Mainly a nerdsnipe, but also an excuse to play with a hypergolic mix of C++20 concepts and low-level dirty GCC-isms. You might be able to use the code in an emulator, but it does not yet have cycle exactness or support the set of known illegal opcodes. On the flip side, the emulation code is entirely header based and therefore should be simple to integrate.
You'll need a recentish GCC version, I have only tested with 11.4. I only write the most basic Makefiles, so I asked Gemini to write this one.
:~/$ git clone https://github.com/0xABADCAFE/C6502PP.git
:~/$ cd C6502PP/src
:~/C6502PP/src$ make benchThis should produce the following binaries with and without link-time optimisations (LTO):
-
test_runtime,test_runtime_lto- The most direct C++ port from the original PHP.
- Uses traditional runtime polymorphic approach to abstraction.
- Switch/case based instruction dispatch.
-
test_sc,test_sc_lto- Initial conversion to compile-time abstraction.
- Code is now entirely template based.
-
test_sc_pin,test_sc_pin_lto- Adds local variable pinning of the program counter and memory dependency reference.
-
test_max,test_max_lto- Conversion of switch/case to computed goto based threaded dispatch.
Each binary performs two tests:
- The fastest instruction throughput, based on execution long spans of NOP.
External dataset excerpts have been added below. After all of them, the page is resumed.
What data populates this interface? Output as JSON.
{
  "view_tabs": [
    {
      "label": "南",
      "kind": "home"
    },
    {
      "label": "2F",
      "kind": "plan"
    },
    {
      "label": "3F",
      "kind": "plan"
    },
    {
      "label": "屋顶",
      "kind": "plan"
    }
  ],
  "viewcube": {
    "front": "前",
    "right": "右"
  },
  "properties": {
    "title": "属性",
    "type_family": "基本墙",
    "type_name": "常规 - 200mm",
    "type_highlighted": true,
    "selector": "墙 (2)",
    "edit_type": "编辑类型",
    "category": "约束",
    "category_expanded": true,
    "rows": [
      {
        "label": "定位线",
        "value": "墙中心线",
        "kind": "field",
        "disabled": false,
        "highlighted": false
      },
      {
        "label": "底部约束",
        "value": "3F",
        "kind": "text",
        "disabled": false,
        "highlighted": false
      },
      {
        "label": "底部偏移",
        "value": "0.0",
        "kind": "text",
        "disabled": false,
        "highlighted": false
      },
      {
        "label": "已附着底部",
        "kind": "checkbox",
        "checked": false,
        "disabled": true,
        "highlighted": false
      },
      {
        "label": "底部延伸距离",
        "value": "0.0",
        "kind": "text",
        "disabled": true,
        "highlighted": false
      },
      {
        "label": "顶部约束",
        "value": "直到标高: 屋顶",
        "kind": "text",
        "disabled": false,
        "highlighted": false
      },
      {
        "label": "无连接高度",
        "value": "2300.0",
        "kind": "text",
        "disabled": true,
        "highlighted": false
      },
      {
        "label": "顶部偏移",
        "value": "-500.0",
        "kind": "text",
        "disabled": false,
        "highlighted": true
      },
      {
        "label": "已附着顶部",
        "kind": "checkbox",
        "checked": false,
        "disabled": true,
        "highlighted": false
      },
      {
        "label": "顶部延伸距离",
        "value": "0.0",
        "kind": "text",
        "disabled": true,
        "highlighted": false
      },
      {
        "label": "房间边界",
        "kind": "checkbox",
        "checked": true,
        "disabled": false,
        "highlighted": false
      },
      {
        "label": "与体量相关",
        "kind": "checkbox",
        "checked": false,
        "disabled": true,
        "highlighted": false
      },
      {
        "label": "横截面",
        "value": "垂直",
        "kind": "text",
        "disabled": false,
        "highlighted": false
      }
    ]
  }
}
- A more typical case instruction throughput, based on running a diagnostic ROM.
Each test takes a few seconds to run and outputs the same data. For example:
:~/C6502PP/src$ time ./test_max
sizeof(CompileTimeSystem) = 65664 bytes
PC: 0x0000 => 0x00
SP: 0x01FF => 0x00
A: 0x00 [ 0]
X: 0x00 [ 0]
Y: 0x00 [ 0]
F: [- - | - - - Z -]
Ran 3276800000 0xEA insructions in 1891107632 nanoseconds [1732.741 MIPS]
Loaded data/rom/diagnostic/6502_functional_test.bin
Beginning execution from 0x0400
Klaus Test Passed! Ran 306480490 insructions in 493651005 nanoseconds [620.844 MIPS]
PC: 0x3469 => 0x4C
SP: 0x01FF => 0x34
A: 0xF0 [ -16]
X: 0x0E [ 14]
Y: 0xFF [ -1]
F: [N V | - - - - C]
real 0m2.437s
user 0m2.436s
sys 0m0.000sThe initial and final state of the CPU emulator is shown, along with the nanosecond timing and implied performance. For the most reliable results you should run in the absence of other processes, with a fixed CPU speed (e.g. performance mode) and chain three successive executions together, eg.
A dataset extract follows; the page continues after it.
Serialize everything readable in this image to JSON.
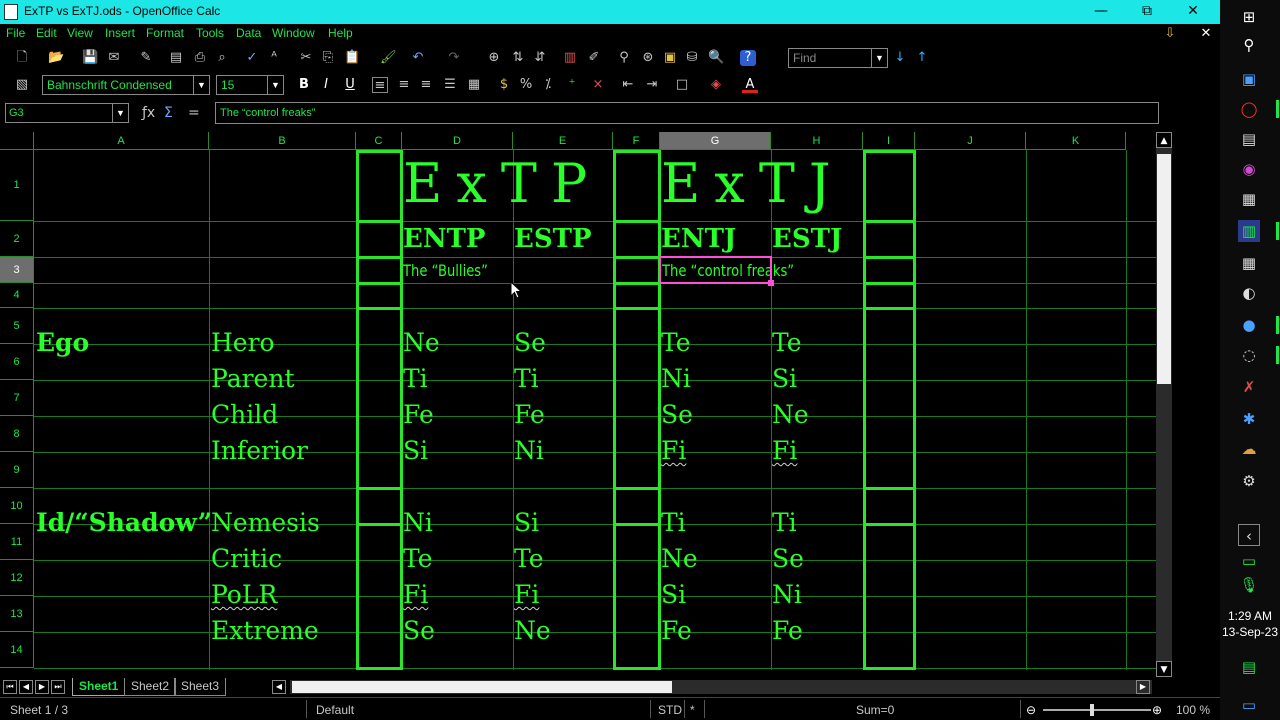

:~/C6502PP/src$ ./test_max && ./test_max && ./test_maxGenerally the first cold run will have the least reliable timing, whereas the subsequent runs are closer together as other variances are reduced.
Note: Benchmarks have been rerun since the original build to capture const correctness changes and additonal pinning that has dramatically improved the general performance in some cases.
From silicon to SixPhphive02 through to the four iterations of the C++ port, the data are given below. All emulation tests were performed on a 2018 i7-7500U running in performance mode at 3.5GHz.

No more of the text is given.